SETI: Anche Stavolta Nessun Segnale Alieno


In uno sforzo per la ricerca di intelligenza extraterrestre, gli astronomi del SETI hanno completato la loro prima ricerca "diretta". Purtroppo, si è rivelata senza alcuna evidenza di vita aliena.

Mettendo a fuoco il radiotelescopio Green Bank in West Virginia, sulle stelle di candidate ad ospitare pianeti extrasolari, si sperava che uno di questi sistemi stellari potessero ospitare una razza aliena evoluta sufficientemente in grado di trasmettere segnali radio nello spazio. Ma in uno studio guidato da ex-capo del SETI Jill Tarter, sulla conclusione di questo primo tentativo è schietto: "Non ci sono segnali di origine extraterrestre sono stati trovati".

Con l'aiuto del telescopio spaziale Kepler, Tartere e il suo team avevano dapprima identificato quali stelle rientrassero nel campo dei pianeti extrasolari con determinate caratteristiche, ovvero sistemi contenenti tra i 5 o più pianeti extrasolari o super-Terre con un periodo orbitale di oltre 50 giorni.

"Non siamo certi che una civiltà intelligente producano necessariamente emissioni radio a banda stretta, intenzionalmente o meno" hanno riferito gli astronomi del SETI. "Così stiamo sondando solo un sottoinsieme potenziale di tali civiltà. La ricerca di intelligenza extraterrestre è ancora nella sua infanzia e non ci sono molti parametri cui spaziare".

Sono state quindi selezionate 86 stelle e per un periodo di tre mesi nel 2011 (febbraio-aprile), le antenne del Green Bank hanno individuato 52 candidati a banda stretta dei segnali radio (meno di 5 Hz) tra 1-2 GHz. Non ci sono meccanismi naturali conosciuti per la generazione di segnali radio a frequenze così stretti. "L'emissione a non più di pochi Hz di larghezza spettrale è, per quanto ne sappiamo, un indicatore inequivocabile di ingegneria da una civiltà intelligente", hanno aggiunto.

Dopo un'attenta analisi, tutti i segnali sono stati esclusi come qualcosa di extraterrestre e sono stati identificati come interferenze da fonti artificiali terrestri.

Anche se questa ricerca non ha presentato prove della presenza di vita aliena, rappresenta comunque un passo avanti fondamentale per il rilevamento di civiltà intelligenti oltre il nostro Sistema Solare.
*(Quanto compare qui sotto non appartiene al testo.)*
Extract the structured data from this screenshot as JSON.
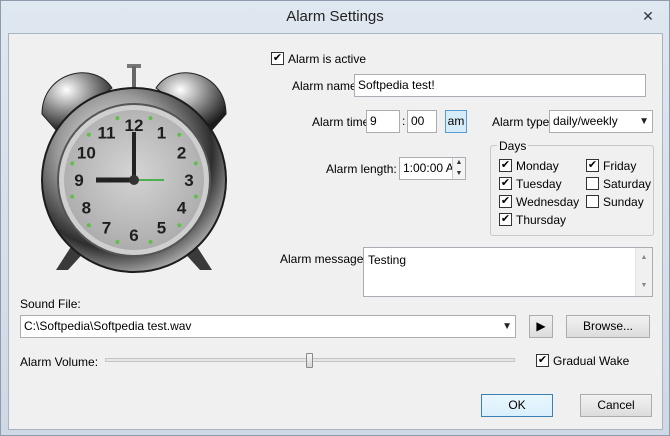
{
  "window": {
    "title": "Alarm Settings",
    "close_glyph": "✕"
  },
  "alarm_active": {
    "label": "Alarm is active",
    "checked": true
  },
  "alarm_name": {
    "label": "Alarm name:",
    "value": "Softpedia test!"
  },
  "alarm_time": {
    "label": "Alarm time:",
    "hour": "9",
    "separator": ":",
    "minute": "00",
    "ampm": "am"
  },
  "alarm_type": {
    "label": "Alarm type:",
    "value": "daily/weekly"
  },
  "alarm_length": {
    "label": "Alarm length:",
    "value": "1:00:00 A"
  },
  "days": {
    "title": "Days",
    "items": [
      {
        "label": "Monday",
        "checked": true
      },
      {
        "label": "Tuesday",
        "checked": true
      },
      {
        "label": "Wednesday",
        "checked": true
      },
      {
        "label": "Thursday",
        "checked": true
      },
      {
        "label": "Friday",
        "checked": true
      },
      {
        "label": "Saturday",
        "checked": false
      },
      {
        "label": "Sunday",
        "checked": false
      }
    ]
  },
  "alarm_message": {
    "label": "Alarm message:",
    "value": "Testing"
  },
  "sound_file": {
    "label": "Sound File:",
    "value": "C:\\Softpedia\\Softpedia test.wav",
    "play_glyph": "▶",
    "browse_label": "Browse..."
  },
  "volume": {
    "label": "Alarm Volume:",
    "level_percent": 50
  },
  "gradual_wake": {
    "label": "Gradual Wake",
    "checked": true
  },
  "buttons": {
    "ok": "OK",
    "cancel": "Cancel"
  },
  "clock": {
    "numerals": [
      "12",
      "1",
      "2",
      "3",
      "4",
      "5",
      "6",
      "7",
      "8",
      "9",
      "10",
      "11"
    ]
  },
  "check_glyph": "✔"
}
Considerando che ricerche precedenti erano fatte a caso, con i dati del Kepler Space Telescope, possono essere utilizzati i radiotelescopi da terra sui sistemi noti che contengono piccoli mondi con alcune caratteristiche orbitali come la Terra.

Questa scoperta non è un risultato di per sé negativo sulla probabilità di trovare una razza aliena sufficientemente avanzata nella Via Lattea.
Generare un potente segnale radio richiede molta energia, quindi sarà più probabile rilevare una civiltà capace di generare un segnale isotropico (cioè una trasmissione radio che è emessa in tutte le direzioni). Ciò richiederebbe alla civiltà di sfruttare la potenza complessiva della loro stella ospite, che li rende un tipo di civiltà di scala Kardashev II. I risultati di questo studio daranno una probabilità statistica di una possibilità su milioni di stelle simili al Sole di ascoltare tali civiltà avanzate.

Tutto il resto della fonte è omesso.